Interaction of Finger Enslaving and Error Compensation in Multiple Finger Force Production

Open Access
- Author:
- Martin, Joel Ryan
- Graduate Program:
- Kinesiology
- Degree:
- Master of Science
- Document Type:
- Master Thesis
- Date of Defense:
- May 26, 2009
- Committee Members:
- Vladimir M Zatsiorsky, Thesis Advisor/Co-Advisor
Vladimir M Zatsiorsky, Thesis Advisor/Co-Advisor - Keywords:
- fingers
enslaving
error compensation
synergy - Abstract:
- Previous studies have documented two patterns of finger interaction during multi-finger pressing tasks, enslaving and error compensation, which do not agree with each other. Enslaving is characterized by positive correlation between instructed (master) and non-instructed (slave) finger(s) while error compensation can be described as a pattern of negative correlation between master and slave fingers. We hypothesize that pattern of finger interaction, enslaving or compensation, depends on the initial force level and the magnitude of targeted force change. Subjects were instructed to press with four fingers (I index, M middle, R ring and L little) from a specified initial force to target forces following a ramp target line.
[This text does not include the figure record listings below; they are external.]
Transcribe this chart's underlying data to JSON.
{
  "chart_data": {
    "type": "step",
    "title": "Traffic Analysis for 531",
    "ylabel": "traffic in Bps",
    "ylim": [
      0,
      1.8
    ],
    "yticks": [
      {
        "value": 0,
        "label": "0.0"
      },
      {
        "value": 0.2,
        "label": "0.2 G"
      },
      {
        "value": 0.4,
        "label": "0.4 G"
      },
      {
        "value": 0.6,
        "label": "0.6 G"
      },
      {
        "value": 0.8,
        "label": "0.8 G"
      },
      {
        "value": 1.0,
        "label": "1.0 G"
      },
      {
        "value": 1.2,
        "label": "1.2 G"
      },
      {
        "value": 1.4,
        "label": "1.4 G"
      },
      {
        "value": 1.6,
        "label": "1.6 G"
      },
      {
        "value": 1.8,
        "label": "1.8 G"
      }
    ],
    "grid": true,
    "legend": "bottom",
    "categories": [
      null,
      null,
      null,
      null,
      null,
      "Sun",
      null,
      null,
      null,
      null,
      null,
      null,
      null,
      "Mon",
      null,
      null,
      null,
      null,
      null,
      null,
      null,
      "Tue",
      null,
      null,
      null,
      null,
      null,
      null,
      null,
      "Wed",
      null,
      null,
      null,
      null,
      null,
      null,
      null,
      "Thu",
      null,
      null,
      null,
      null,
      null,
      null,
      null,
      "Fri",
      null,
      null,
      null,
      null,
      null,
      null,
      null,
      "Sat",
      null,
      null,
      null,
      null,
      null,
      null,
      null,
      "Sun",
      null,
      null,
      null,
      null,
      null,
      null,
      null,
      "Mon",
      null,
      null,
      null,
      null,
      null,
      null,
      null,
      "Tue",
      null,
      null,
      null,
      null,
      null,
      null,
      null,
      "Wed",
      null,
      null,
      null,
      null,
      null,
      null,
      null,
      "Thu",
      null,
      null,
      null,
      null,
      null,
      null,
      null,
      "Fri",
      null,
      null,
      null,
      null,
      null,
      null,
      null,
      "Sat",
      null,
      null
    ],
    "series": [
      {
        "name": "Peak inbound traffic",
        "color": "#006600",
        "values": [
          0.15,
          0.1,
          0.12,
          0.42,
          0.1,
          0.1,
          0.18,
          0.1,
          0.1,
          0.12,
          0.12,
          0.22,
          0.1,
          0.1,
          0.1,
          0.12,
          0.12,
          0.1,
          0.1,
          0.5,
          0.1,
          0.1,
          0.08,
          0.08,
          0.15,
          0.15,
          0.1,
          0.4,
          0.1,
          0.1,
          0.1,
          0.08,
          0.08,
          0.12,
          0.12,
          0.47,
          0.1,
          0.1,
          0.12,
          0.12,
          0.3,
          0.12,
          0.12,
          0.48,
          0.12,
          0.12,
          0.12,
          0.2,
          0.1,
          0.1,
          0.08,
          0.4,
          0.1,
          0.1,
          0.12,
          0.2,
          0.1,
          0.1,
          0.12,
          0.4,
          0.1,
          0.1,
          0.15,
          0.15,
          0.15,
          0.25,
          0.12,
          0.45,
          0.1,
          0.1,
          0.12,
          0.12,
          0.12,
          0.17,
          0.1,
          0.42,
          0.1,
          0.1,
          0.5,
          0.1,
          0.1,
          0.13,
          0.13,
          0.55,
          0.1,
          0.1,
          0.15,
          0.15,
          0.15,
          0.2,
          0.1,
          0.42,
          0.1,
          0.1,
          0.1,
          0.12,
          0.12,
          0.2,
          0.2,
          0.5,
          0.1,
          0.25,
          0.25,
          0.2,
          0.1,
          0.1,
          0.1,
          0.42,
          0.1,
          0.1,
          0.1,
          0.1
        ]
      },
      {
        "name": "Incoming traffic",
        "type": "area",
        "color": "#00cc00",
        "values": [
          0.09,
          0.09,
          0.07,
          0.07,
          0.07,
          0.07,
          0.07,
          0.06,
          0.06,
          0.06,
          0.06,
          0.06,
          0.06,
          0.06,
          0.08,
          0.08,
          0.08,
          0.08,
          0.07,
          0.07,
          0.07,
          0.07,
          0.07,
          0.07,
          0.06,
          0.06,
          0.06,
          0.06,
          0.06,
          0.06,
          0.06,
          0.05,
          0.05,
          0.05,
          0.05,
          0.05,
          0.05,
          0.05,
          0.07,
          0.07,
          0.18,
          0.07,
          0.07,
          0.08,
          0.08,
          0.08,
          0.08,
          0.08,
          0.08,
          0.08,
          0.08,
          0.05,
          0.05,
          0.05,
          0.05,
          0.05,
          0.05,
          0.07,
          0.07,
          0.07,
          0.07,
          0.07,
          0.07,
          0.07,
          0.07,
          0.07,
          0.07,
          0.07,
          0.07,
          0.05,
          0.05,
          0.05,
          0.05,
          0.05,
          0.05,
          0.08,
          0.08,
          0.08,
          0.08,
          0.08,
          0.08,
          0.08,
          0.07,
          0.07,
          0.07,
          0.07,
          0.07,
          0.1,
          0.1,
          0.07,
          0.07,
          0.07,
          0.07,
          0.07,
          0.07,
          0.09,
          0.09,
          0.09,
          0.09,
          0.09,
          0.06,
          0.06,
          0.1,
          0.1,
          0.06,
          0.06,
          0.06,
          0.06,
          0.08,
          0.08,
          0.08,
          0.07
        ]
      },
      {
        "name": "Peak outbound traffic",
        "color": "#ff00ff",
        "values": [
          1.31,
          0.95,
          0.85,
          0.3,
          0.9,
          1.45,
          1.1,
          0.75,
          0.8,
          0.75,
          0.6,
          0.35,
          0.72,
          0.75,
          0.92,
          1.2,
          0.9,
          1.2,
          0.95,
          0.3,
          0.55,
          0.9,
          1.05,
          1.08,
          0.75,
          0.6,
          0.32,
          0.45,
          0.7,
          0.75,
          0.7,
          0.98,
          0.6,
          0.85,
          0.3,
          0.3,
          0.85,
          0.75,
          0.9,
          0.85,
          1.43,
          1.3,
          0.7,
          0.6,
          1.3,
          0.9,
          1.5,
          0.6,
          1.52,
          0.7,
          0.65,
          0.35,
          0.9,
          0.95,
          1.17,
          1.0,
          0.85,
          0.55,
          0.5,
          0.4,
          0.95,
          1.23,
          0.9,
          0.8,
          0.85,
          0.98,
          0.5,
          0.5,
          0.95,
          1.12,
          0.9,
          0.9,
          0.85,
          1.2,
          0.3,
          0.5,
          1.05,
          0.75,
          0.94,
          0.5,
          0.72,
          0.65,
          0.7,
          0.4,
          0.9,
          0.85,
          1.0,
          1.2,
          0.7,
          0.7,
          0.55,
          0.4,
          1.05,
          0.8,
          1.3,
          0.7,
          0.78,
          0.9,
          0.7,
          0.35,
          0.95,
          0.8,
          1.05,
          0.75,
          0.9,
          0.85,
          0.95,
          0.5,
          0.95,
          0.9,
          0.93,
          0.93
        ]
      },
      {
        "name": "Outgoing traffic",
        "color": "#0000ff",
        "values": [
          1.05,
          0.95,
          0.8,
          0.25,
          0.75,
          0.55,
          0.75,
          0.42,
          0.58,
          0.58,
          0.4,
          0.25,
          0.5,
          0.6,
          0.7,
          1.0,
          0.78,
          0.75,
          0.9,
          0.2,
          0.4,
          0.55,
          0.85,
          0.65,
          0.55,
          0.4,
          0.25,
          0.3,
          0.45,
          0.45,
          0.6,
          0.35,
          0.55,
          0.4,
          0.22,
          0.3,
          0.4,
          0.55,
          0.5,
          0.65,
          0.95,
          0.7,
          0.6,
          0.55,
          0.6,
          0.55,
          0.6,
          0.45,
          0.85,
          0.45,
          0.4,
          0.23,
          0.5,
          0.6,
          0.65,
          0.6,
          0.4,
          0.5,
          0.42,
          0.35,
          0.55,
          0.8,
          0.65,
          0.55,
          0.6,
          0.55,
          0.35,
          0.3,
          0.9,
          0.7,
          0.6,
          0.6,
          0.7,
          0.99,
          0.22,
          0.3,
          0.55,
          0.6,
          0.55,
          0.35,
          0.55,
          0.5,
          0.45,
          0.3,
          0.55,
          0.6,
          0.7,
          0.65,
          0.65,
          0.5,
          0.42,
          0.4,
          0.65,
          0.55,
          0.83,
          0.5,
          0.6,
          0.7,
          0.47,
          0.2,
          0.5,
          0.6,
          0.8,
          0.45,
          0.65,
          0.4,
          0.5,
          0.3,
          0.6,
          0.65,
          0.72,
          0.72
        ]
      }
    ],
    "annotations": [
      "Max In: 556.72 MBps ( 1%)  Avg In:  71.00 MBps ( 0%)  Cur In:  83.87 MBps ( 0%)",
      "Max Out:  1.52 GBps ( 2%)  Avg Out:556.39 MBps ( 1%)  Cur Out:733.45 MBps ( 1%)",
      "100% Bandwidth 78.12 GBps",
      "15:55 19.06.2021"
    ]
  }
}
Force-force relations between master and each of three slave fingers were analyzed during the ramp phase of trials by calculating correlation coefficients within each master-slave pair and then two-factor ANOVA was performed to determine the effect of initial force and force increase on the correlation coefficients. It was found that, as initial force increased, the value of the correlation coefficient decreased and in some cases became negative, i.e. the enslaving transformed into error compensation. Force increase magnitude had a smaller effect on the correlation coefficients. The observations support the hypothesis that the pattern of inter-finger interaction, enslaving or compensation, depends on the initial force level and, to a smaller degree, on the targeted magnitude of the force increase. They suggest that the controller views tasks with higher-steady state forces and smaller force changes as implying a requirement to avoid large changes in total force.